The badge metaphor runs through the whole thing:

  • Your SPIFFE ID is like your employee ID number. It's permanent, doesn't change.

  • Your SVID is your actual badge. Expires, gets renewed automatically.

  • The SPIRE Server is corporate HQ. Issues badges, keeps track of everyone.

  • The SPIRE Agent is the security desk on your floor. Verifies you locally, hands out badges.

  • Attestation is proving you actually work here before anyone gives you a badge.

  • mTLS is two employees showing each other their badges before they'll share anything.

Once you frame it that way, people get it. The metaphor does most of the work.

It Was Too Long

First version had like 90 frames. Everything. Attestation details, selectors, rotation, federation, trust bundles, all of it.

I showed it to some people at AWS re:Invent who'd never touched SPIFFE before. They actually understood it, which was great. But I kept hearing the same thing:

"It's kind of long."

Yeah. Fair.

Not everyone has 30 minutes. Some people just need to know what SPIFFE is so they can decide if they care. They don't need the deep dive yet.

So I split it into three tracks:

TrackTimeWhat you get
Bronze~5 minCore concepts, the problem it solves
Silver~15 minHow SPIRE works, attestation flow
Gold~25 minEverything, including lifecycle and federation

Each one tells a complete story. Bronze isn't a teaser for Silver. It's its own thing. You walk away understanding SPIFFE even if you never click Silver.

Workloads Aren't People

One thing I went back and forth on: how do you actually show a workload?

First instinct was a person icon. Fits the badge metaphor, employees have badges, makes sense.

But then... SPIFFE is about non-human identity. That's the whole point. If the workload looks like a person, people are gonna think "oh so like logging in" and that's not it at all.

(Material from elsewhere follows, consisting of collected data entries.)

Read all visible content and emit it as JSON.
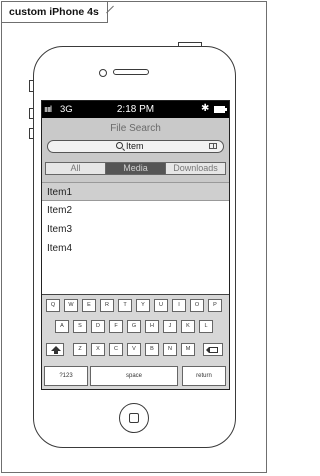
{
  "frame": {
    "label": "custom iPhone 4s"
  },
  "status_bar": {
    "signal": "ııııl",
    "carrier": "3G",
    "time": "2:18 PM",
    "bluetooth": "✱"
  },
  "header": {
    "title": "File Search"
  },
  "search": {
    "value": "Item"
  },
  "segments": [
    "All",
    "Media",
    "Downloads"
  ],
  "selected_segment": "Media",
  "list": [
    "Item1",
    "Item2",
    "Item3",
    "Item4"
  ],
  "keyboard": {
    "row1": [
      "Q",
      "W",
      "E",
      "R",
      "T",
      "Y",
      "U",
      "I",
      "O",
      "P"
    ],
    "row2": [
      "A",
      "S",
      "D",
      "F",
      "G",
      "H",
      "J",
      "K",
      "L"
    ],
    "row3": [
      "Z",
      "X",
      "C",
      "V",
      "B",
      "N",
      "M"
    ],
    "numbers": "?123",
    "space": "space",
    "return": "return"
  },
  "icons": [
    "search-icon",
    "book-icon",
    "bluetooth-icon",
    "battery-icon",
    "shift-icon",
    "backspace-icon",
    "home-icon"
  ]
}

Ended up going with a circuit chip thing. Like a processor with traces coming out of it. Reads as "machine" without looking like a server rack. The center of the chip is where the identity lives. When it's attested, it glows gold. When it's not, it's gray with a question mark.

Small thing but it actually makes a difference in how the whole thing feels.

What I Took Away From This

Building this kind of reinforced something I already sort of knew: education is a design problem.

Being accurate isn't enough. You have to be clear. And clear doesn't mean dumbed down. It means finding the right abstraction. Right metaphor. Right order to show things.

SPIFFE is a solid standard. SPIRE works. But adoption depends on people actually understanding it, and that depends on someone taking the time to bridge the gap between what it technically is and what it feels like.

That's what I was trying to do anyway.

The site: thesecretlivesofidentity.com

The code: github.com/infamousjoeg/thesecretlivesofidentity

It's open source, Apache 2.0. If something's wrong, open an issue. If you want to improve it, PRs welcome.

And if you know someone who keeps struggling to explain workload identity to their team or their leadership or whoever... maybe send this their way. That's who I built it for.